Costello reckons Carl Froch-Mikkel Kessler II in 2013 was the best fight he called, and Floyd Mayweather-Oscar De La Hoya the best event. But it is behind the mic at big fights that fail to ignite where Costello really earns his corn.
“My two biggest tests were David Haye-Nikolai Valuev and Tyson Fury-Wladimir Klitschko, because they were great nights but not great fights. That’s when the knowledge and the skill of a commentator is really tested, because you have to keep the listeners with you – ‘it’s a shit fight by the way, but stay with me, because it might turn out to be a really great story’.”
While Costello is ambivalent about the business of professional boxing, especially below elite level – “what troubles me most is that there are too few happy endings” – his respect and admiration for boxers is unbridled: “What makes them so special is the amount they are prepared to give and where they are prepared to go, even when they know that the best course of action is probably to walk away. I’m not sure any of us can understand what those qualities are and where they come from. They are remarkable people.”

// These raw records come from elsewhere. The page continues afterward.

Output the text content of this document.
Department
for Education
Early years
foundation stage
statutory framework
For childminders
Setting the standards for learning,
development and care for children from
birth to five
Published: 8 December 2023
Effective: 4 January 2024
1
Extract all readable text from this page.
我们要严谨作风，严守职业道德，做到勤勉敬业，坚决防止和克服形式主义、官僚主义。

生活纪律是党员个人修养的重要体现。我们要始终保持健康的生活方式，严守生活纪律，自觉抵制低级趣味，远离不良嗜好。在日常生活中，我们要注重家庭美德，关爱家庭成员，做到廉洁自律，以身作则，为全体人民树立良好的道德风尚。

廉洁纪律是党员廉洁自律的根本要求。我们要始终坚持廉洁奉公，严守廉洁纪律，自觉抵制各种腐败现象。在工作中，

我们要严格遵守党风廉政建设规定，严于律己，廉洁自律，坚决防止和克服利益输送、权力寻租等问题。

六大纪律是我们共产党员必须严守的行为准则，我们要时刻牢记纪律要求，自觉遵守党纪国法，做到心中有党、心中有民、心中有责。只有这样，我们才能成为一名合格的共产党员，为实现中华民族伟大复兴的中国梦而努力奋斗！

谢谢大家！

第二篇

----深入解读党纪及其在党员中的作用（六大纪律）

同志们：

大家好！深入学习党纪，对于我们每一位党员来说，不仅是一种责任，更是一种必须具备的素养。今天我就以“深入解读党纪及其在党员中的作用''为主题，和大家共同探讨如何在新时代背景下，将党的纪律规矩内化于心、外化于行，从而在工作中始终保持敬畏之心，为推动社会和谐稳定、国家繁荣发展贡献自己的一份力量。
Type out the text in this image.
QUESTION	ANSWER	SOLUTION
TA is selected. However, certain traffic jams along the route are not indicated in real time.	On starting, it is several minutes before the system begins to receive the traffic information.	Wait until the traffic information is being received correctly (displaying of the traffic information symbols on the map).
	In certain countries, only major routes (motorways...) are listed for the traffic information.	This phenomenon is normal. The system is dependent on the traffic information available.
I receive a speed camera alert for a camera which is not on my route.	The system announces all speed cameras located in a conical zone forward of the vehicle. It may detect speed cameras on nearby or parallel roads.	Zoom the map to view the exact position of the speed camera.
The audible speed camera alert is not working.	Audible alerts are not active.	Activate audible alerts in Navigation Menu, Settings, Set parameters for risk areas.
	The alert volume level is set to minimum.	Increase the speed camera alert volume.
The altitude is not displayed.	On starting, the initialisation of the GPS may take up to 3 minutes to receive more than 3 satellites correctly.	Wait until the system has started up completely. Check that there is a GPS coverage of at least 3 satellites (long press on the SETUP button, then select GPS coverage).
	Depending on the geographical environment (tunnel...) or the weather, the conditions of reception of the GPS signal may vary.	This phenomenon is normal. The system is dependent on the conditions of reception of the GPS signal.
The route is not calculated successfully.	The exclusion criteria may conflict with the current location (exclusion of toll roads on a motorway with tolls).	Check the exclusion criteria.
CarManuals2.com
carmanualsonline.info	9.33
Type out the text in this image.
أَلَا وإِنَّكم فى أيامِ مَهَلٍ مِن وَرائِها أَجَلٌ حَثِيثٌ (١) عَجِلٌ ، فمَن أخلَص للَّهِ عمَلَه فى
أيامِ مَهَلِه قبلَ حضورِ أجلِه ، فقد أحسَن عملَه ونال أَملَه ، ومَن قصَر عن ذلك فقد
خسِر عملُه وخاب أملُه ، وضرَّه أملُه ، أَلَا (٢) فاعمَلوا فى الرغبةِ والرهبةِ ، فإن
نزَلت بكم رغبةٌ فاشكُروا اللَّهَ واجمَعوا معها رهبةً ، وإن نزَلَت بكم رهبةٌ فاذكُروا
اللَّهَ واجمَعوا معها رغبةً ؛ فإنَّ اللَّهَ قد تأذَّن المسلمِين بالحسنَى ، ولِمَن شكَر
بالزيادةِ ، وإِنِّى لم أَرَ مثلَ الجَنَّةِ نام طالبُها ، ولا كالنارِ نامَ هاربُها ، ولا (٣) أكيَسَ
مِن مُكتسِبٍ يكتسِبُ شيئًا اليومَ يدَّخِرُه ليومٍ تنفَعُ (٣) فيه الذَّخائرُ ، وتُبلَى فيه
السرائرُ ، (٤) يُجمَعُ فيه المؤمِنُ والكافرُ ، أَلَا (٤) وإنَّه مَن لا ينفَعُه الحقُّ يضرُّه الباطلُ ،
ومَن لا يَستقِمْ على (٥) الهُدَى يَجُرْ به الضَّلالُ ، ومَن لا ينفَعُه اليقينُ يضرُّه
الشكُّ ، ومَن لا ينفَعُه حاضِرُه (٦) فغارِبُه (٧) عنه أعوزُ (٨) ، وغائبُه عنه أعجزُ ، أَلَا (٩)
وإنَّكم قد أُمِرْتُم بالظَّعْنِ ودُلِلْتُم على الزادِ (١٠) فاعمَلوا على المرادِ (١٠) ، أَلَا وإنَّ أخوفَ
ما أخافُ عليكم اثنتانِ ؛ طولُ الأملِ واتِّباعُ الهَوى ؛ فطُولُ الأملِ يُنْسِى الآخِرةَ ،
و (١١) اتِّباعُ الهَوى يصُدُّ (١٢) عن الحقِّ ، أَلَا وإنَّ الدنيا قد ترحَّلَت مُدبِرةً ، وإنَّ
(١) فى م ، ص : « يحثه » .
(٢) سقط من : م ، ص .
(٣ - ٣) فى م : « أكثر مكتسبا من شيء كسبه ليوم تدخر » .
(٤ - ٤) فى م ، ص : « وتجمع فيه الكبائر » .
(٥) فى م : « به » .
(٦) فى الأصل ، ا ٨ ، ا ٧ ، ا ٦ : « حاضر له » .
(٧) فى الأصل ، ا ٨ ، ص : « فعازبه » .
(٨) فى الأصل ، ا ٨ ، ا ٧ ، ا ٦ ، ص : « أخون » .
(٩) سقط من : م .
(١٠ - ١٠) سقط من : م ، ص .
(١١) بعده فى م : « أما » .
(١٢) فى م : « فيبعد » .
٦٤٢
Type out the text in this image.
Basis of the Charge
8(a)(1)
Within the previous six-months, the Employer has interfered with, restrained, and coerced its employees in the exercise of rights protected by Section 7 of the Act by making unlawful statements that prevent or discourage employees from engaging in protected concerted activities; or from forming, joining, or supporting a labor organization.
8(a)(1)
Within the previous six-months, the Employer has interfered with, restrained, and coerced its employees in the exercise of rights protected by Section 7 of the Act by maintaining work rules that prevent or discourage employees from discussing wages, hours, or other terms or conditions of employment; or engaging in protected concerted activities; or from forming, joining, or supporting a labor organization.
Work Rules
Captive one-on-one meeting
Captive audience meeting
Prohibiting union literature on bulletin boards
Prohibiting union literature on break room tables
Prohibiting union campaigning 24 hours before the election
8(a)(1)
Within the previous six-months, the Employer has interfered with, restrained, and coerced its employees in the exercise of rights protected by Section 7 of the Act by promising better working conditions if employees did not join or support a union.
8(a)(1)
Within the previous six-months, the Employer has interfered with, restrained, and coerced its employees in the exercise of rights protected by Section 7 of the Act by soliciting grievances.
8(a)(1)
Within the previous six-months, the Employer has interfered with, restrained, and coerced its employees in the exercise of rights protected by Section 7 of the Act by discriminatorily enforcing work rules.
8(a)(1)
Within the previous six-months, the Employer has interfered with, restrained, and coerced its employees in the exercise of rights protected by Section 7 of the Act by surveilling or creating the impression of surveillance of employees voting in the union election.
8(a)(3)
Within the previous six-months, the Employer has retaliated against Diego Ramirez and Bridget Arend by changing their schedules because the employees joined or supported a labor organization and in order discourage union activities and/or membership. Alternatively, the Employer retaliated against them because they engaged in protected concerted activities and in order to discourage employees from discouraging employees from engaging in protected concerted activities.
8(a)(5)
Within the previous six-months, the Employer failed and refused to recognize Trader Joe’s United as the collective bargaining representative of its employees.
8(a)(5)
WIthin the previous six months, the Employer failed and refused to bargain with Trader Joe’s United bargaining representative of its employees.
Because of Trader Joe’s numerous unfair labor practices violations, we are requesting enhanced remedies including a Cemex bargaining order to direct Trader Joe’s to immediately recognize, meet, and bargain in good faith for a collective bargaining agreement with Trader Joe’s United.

You probably noticed that Costello wasn’t behind the mic for Anthony Joshua’s defeat of Klitschko, because he’d been involved in his own battle in an operating theatre. Missing such a monumental contest stung a little bit, but not as much as his face full of stitches. “It was heartbreaking to miss that fight, and I use that phrase advisedly. But I got the verdict I wanted.”
Costello was back in harness for Kell Brook’s defeat by Errol Spence, alongside his old mucker Steve Bunce, two South London boys still not quite believing how far they’d come. “When I was at World Service, Steve would come over and practice voice pieces. We used to say: ‘Imagine if we were on air together? Two kids with Cockney accents on the BBC at the same time… no chance.”
Costello believes he is commentating on a golden age of British boxing, while his listeners believe it couldn’t have a better voice. Now you know the man behind the voice is as decent as he sounds. The sport is lucky to have him.